By Manta Klangboonkrong
IN THIS DIGITAL age, when playing games mostly means plucking away at a digital device or spending hours on online, the board games of the past are all but forgotten, reduced to gathering dust in attics or sold as collectibles to a small niche market.
Yet the past couple of years have seen a reversal of fortune for old-fashioned board games. Granted, people are still attached to their electronic devices but they also want to spend quality time with their loved ones – physically rather than digitally. And that’s where the board game comes in.
Sravadi “Ying” Pdungsiriset, founded Lanlalen Cafe in 2009. A simple coffee shop when it first opened, it later turned into a full-scale board game cafe. Standing opposite Mahidol University in Salaya, Nakhon Pathom, it draws a healthy clientele of students and local families.
“When we first opened we faced a lot of competition from the other coffee shops nearby,” Ying recalls. “We also run a tutor school and we had just introduced board games to teach and entertain the young children, so we brought some over to the cafe and asked the customers to help us review the games. They had so much fun, they kept coming back asking to try other games and so we became known as a board game cafe.”
Ying adds that she was surprised to learn that Thailand already had a small but thriving board game community, although she points out that its members tend to communicate online rather than in person.
“There’s the website ThaiBoardGame.net and a few others where people from all over the country buy and exchange board games, review games and share information about new games. There are similar communities in Singapore and Malaysia. We hadn’t heard much about board games because there aren’t many venues like ours where people come to play. Most board game enthusiasts just play at home with friends. That’s one of the reasons why our business has lasted almost six years. People love trying out new games in a comfortable setting and meeting new friends.”
Playing games is a great way of spending unhurried time together.
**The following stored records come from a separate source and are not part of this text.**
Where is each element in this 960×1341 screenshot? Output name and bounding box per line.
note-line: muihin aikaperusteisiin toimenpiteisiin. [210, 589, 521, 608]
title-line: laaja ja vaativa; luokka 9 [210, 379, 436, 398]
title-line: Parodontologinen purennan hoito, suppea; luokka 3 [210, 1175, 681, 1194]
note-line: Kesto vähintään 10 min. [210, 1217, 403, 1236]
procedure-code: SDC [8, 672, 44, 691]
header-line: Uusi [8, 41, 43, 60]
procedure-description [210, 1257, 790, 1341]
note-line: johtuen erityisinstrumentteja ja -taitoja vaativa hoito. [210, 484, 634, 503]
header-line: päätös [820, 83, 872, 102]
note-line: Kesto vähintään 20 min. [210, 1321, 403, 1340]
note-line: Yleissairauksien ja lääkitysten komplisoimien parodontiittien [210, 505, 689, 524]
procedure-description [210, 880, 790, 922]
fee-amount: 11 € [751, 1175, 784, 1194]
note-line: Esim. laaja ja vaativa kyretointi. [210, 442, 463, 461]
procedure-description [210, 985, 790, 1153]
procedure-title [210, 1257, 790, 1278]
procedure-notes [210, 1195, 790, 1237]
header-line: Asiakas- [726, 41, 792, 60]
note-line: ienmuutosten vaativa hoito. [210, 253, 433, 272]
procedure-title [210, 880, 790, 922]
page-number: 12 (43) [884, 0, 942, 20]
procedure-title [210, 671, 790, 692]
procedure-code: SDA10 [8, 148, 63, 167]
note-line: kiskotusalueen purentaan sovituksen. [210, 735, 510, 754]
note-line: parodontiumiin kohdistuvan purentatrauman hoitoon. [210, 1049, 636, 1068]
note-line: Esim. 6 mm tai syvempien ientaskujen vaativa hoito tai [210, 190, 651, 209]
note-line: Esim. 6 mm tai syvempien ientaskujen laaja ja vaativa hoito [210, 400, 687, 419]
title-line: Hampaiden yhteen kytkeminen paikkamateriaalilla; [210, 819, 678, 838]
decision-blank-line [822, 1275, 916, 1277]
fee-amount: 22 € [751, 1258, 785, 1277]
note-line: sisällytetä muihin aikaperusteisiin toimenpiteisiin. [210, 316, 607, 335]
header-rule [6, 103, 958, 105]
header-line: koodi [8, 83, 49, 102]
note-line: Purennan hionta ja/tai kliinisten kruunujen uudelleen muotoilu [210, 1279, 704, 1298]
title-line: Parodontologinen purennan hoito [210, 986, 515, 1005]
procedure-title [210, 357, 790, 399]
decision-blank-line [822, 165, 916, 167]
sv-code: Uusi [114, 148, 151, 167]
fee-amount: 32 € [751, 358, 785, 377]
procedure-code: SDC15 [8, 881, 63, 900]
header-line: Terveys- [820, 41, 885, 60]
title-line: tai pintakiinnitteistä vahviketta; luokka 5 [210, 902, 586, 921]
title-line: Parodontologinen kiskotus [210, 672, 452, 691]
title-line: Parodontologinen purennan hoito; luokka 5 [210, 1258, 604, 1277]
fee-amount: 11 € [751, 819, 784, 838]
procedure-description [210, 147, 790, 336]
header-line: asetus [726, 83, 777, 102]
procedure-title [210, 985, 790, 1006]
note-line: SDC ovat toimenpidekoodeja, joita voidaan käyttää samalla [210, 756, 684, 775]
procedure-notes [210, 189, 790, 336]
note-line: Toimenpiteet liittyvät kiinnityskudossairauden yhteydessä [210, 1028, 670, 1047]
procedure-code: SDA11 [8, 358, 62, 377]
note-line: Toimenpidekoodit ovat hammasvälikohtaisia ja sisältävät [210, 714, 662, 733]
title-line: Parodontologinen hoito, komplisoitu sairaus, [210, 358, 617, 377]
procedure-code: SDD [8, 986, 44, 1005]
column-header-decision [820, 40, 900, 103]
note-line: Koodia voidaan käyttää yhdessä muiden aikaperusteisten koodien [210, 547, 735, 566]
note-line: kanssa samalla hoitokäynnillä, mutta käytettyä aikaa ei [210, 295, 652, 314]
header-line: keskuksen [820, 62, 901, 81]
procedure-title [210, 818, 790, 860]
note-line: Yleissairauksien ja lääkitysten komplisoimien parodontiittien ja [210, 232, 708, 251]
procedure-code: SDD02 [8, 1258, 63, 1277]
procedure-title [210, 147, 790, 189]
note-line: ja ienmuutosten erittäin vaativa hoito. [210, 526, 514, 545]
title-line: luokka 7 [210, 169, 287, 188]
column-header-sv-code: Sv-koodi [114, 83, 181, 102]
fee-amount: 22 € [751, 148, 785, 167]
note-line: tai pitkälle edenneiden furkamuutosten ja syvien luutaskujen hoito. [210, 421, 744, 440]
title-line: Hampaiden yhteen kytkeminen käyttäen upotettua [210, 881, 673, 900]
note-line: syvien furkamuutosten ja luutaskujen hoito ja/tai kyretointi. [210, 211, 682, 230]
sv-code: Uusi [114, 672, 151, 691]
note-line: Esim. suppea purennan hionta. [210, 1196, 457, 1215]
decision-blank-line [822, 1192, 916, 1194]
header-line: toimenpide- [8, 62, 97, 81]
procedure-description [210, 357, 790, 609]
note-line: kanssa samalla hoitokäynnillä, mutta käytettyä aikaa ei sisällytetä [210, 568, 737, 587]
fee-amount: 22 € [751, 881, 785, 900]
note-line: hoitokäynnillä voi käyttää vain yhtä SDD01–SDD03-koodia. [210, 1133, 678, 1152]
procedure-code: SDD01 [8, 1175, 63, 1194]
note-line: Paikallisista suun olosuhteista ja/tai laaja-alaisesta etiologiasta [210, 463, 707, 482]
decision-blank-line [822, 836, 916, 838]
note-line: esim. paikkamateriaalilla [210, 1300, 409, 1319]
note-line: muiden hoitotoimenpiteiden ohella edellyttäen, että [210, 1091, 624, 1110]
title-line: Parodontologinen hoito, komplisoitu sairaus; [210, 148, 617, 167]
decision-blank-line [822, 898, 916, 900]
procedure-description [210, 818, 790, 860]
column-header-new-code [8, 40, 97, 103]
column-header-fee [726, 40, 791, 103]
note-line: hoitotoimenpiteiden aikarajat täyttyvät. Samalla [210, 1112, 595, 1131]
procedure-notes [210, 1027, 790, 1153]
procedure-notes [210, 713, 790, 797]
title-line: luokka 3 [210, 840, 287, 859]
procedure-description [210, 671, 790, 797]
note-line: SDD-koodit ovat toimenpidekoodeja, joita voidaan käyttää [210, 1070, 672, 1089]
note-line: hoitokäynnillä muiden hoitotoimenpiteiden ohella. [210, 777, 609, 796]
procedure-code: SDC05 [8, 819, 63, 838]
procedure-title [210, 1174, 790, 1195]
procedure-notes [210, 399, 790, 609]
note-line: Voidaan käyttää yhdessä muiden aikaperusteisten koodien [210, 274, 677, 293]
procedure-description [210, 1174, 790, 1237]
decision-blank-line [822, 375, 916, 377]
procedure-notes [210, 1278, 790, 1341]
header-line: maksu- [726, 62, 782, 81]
As an added bonus, board games are also rich in learning opportunities for both youngsters and adults. Games don’t need to be overtly academic to be educational, however, Just playing them teaches important social skills, such as communicating verbally, sharing, waiting, taking turns, and enjoying interaction with others. Board games can foster the ability to focus, and lengthen the attention span by encouraging the completion of an exciting, enjoyable game.
Kanokorn “Jan” Suwanakul, one of the patrons of Meeples and More, another board game cafe on central Bangkok’s Soi Ruamrudee, says she fell in love with board games because they are great stress relievers.
“They take your mind off other things, especially when you’re playing with a bunch of friends, because you get to think in groups, strategise and collaborate. You bond more too when you spend real time together. Talking face to face for a couple of hours is far more fulfilling than chatting online all afternoon.
“I still get strange looks when I tell people that I like playing board game in a cafe. They immediately assume I am talking about playing violent video games in an Internet cafe. It’s not until I show them pictures of the board games we play that they understand and they’re inevitably amazed that such places exist in Bangkok.”
Board games, if chosen properly, can greatly benefit young children and help them learn in a fun, social environment. They satisfy children’s competitive urges and the desire to master new skills and concepts, such as number and shape recognition, grouping, counting, letter recognition and reading, eye-hand coordination and manual dexterity. Most importantly, it brings everyone in the family closer together.
“I stumbled across Lanlalen Cafe while driving around with my wife,” says father-of-two Somchart, aka Yok.
“We just wanted coffee but decided to try one of the games to kill time. Our next thought was that that we had to bring our kids, or at least buy some of these games for home. It’s fun and engaging, and unlike computer games, you get to talk and interact with each other.
“We haven’t had the chance to bring them to the cafe yet but we did buy a few board games from Ying to play at home. Now instead of watching TV or playing computer games, we gather round the table and play board games. Their grandparents also get to talk to them about social rules, fair play, how to be a good winner and loser as well as ethics and morals during the game and they don’t feel like we’re preaching or nagging. They are more open to listen, and inspired to come up with new ideas.”